13/11/2010

Sudacas, Orwell e Barcelona

Barcelona, Parc de Can Sabaté: vindo do alto, um ovo explode muito próximo do meu pé. O parque fica entre prédios residenciais dotados de varandas externas (terrazas), como é comum nesta cidade. Afora xenofobia hidrófoba, não há razão que explique esse ovo cair do céu, justo na minha direção, já que galinhas não costumam voar. Examinei-o e não estava podre, logo, também não poderia ser o descarte de um produto vencido, quanto mais em um país de primeiro mundo, onde, presume-se, não se jogam coisas pela janela. Atiraram o ovo em mim, de caso pensado, de uma daquelas varandas, é o que parece. E não me surpreendo com isso: preconceito e horror ao estrangeiro das periferias, aqui, são moeda corrente. Foram-se os tempos de uma Barcelona heróica, universal e cosmopolita, baluarte da liberdade e da cultura modernas e que inclusive mereceu um livro fenomenal de George Orwell, Homenagem à Catalunha . Hoje, a realidade política da cidade é outra, como se nota pela animosidade contra estrangeiros asiáticos, latinos e afros, nas ruas, no comércio e até em lugares públicos. A Barcelona atual está mais para uma província presa a injustificáveis medos abissais do que para a Barcelona dos anos 1930, tomada pela febre anarco-sindicalista magistralmente descrita nas páginas de Orwell.

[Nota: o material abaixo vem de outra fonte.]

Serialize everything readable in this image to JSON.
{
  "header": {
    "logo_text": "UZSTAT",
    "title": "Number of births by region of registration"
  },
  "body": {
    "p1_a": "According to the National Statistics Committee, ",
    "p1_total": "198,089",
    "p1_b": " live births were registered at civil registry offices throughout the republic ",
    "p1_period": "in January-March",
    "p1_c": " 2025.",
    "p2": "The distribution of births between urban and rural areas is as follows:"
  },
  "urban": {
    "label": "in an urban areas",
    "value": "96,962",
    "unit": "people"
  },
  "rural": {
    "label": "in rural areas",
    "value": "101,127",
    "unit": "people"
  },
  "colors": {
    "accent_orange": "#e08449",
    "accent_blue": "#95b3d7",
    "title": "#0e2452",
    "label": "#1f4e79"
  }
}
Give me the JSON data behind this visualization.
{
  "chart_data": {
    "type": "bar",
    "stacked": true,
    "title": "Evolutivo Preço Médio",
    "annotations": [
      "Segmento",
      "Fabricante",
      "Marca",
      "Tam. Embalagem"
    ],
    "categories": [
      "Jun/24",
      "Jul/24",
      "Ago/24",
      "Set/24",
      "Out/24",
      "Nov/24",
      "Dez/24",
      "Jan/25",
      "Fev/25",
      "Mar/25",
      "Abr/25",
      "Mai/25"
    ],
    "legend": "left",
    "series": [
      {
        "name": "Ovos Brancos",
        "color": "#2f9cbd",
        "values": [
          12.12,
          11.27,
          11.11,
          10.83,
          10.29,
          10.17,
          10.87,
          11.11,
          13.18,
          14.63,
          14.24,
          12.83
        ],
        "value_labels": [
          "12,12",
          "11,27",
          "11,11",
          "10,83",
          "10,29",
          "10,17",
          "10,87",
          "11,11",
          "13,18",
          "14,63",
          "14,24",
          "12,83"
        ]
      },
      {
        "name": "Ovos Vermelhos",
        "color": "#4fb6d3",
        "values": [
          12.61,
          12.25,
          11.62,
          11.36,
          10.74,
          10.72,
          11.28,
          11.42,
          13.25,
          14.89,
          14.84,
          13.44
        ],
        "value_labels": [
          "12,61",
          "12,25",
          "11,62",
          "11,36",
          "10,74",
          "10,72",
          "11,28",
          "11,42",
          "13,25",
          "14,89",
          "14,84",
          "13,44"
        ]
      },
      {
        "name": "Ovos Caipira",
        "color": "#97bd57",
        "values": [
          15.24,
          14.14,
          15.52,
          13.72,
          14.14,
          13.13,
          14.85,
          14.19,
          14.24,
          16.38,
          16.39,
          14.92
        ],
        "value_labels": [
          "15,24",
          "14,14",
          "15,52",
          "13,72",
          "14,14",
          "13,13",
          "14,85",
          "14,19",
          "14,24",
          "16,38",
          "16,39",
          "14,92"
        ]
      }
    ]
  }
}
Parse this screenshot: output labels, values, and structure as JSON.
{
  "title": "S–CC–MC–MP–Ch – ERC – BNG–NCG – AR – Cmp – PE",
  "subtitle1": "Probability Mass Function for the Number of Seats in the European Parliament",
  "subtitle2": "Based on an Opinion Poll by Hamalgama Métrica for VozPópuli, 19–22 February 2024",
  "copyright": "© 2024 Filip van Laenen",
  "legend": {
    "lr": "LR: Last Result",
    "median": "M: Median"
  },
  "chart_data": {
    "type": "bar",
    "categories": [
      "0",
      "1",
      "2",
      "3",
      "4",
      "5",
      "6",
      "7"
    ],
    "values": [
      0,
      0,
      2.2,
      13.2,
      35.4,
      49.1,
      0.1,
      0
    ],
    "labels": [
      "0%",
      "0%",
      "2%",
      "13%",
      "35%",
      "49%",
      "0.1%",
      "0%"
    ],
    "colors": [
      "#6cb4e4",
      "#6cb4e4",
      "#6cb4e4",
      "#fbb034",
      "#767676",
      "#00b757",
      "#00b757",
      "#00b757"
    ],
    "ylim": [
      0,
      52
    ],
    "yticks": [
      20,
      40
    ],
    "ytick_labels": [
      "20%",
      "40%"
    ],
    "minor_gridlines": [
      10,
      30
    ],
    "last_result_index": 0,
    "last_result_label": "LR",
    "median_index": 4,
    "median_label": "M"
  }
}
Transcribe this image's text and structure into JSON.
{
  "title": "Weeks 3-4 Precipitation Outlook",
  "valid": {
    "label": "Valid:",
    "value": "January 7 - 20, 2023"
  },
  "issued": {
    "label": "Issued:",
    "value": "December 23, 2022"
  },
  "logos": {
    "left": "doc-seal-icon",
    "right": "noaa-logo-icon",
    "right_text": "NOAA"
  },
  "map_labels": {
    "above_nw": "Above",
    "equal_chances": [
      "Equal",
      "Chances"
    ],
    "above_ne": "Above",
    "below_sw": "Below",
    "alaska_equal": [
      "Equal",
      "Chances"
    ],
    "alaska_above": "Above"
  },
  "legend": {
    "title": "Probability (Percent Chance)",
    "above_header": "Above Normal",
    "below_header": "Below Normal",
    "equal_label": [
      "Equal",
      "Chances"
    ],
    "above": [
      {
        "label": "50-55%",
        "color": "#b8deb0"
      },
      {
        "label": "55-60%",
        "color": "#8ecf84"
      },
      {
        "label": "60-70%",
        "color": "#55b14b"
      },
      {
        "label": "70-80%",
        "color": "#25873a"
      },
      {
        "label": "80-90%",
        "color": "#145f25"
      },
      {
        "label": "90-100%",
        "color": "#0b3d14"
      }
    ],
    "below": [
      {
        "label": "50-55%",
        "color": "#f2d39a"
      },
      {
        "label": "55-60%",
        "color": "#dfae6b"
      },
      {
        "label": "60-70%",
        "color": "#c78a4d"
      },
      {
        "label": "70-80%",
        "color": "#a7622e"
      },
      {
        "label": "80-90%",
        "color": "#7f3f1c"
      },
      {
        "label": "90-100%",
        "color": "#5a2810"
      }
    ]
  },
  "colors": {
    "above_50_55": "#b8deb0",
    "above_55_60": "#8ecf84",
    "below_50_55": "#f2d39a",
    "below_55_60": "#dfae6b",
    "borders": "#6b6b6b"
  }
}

Comezinho, este horror aos chinos, sudacas, afros e árabes tem origem, sem dúvida, no vigoroso fluxo migratório rumo à Espanha, nos últimos vinte e poucos anos. O senso comum local dá como natural a acintosa discriminação assistida todos os dias aqui, onde esses estrangeiros figuram como origem de todos os males. E o preconceito começa a ser uma prática defendida abertamente por políticos da extrema-direita catalã, que já segrega mão-de-obra de determinadas etnias. Regras mais rígidas para a imigração são, ainda, ponto de pauta obrigatório no debate eleitoral em curso, para políticos barceloneses de todas as colorações. Oxalá a guerra surda contra os imigrantes, hoje feita com ovos, insultos e olhares enviesados, não se torne uma guerra de fato, com tiros ou granadas disparados do alto de prédios contra estrangeiros exóticos…
Um colombiano com o qual divido o aluguel de um apartamento é taxativo: Barcelona é a cidade na qual há mais preconceito contra estrangeiros asiáticos, africanos e sul-americanos. Muito diferentemente de Madrid, onde comunidades árabes, colombianas, peruanas, argentinas, brasileiras, africanas etc. já fazem parte da paisagem cultural. Em geral, os imigrantes vêm para cá para fazer o trabalho que os espanhóis precisam, mas não fazem – ou porque não querem, ou porque não podem . São operários da construção civil, taxistas, garçons, babás, domésticas, faxineiras, fruteiros, barbeiros, lixeiros, balconistas, um sem-número de profissões necessárias ao país e sem dúvida geradoras de riqueza. Esses imigrantes – jovens, em sua grande maioria – costumam ser pacíficos, gentis e calados, pois têm medo de perder o pouco que conquistaram em seus anos de exílio voluntário. Recebem salários baixos para a média espanhola e européia, submetendo-se, não raro, a jornadas de trabalho escorchantes. Abandonam sua cultura, sua gente, e vivem tristes, degredados de si próprios, sonhando com uma volta triunfal à terra natal com muito dinheiro no bolso, sonho que não se realiza nunca, pois o custo de vida aqui é altíssimo e não permite muitas economias. Passado algum tempo de Espanha e conquistada a tão sonhada cidadania (cujo processo leva em torno de cinco anos para se concluir), acabam ficando ou porque já é tarde para partir e reconstruir a vida no país de origem ou porque se adaptaram, por mal dos pecados, à tirânica atmosfera local. No fundo, há sempre aquela vontade de voltar...
Escrevo tudo isto, enfim, porque esta é a gritante realidade com a qual fui imediatamente confrontado aqui, mesmo nesta rápida passagem pela cidade, a encerrar-se tão breve quanto possível. Não digo que não haja uma Barcelona verdadeiramente democrática e solidária como foi sua vocação nos tempos da Guerra Civil. Há de estar viva na memória de alguns barceloneses – certamente mais sensíveis e inteligentes – a fase em que esta cidade representou autêntica resistência ao fascismo. É na nobre história de Barcelona, pátria de artistas universais como Antoní Gaudí, Antoni Tàpies e Joan Miró, berço da resistência aos ditames dos franquismo, portanto, que os imigrantes devem se apoiar para fazer-se respeitar por quem se arroga no direito de ter mais direitos que seus iguais.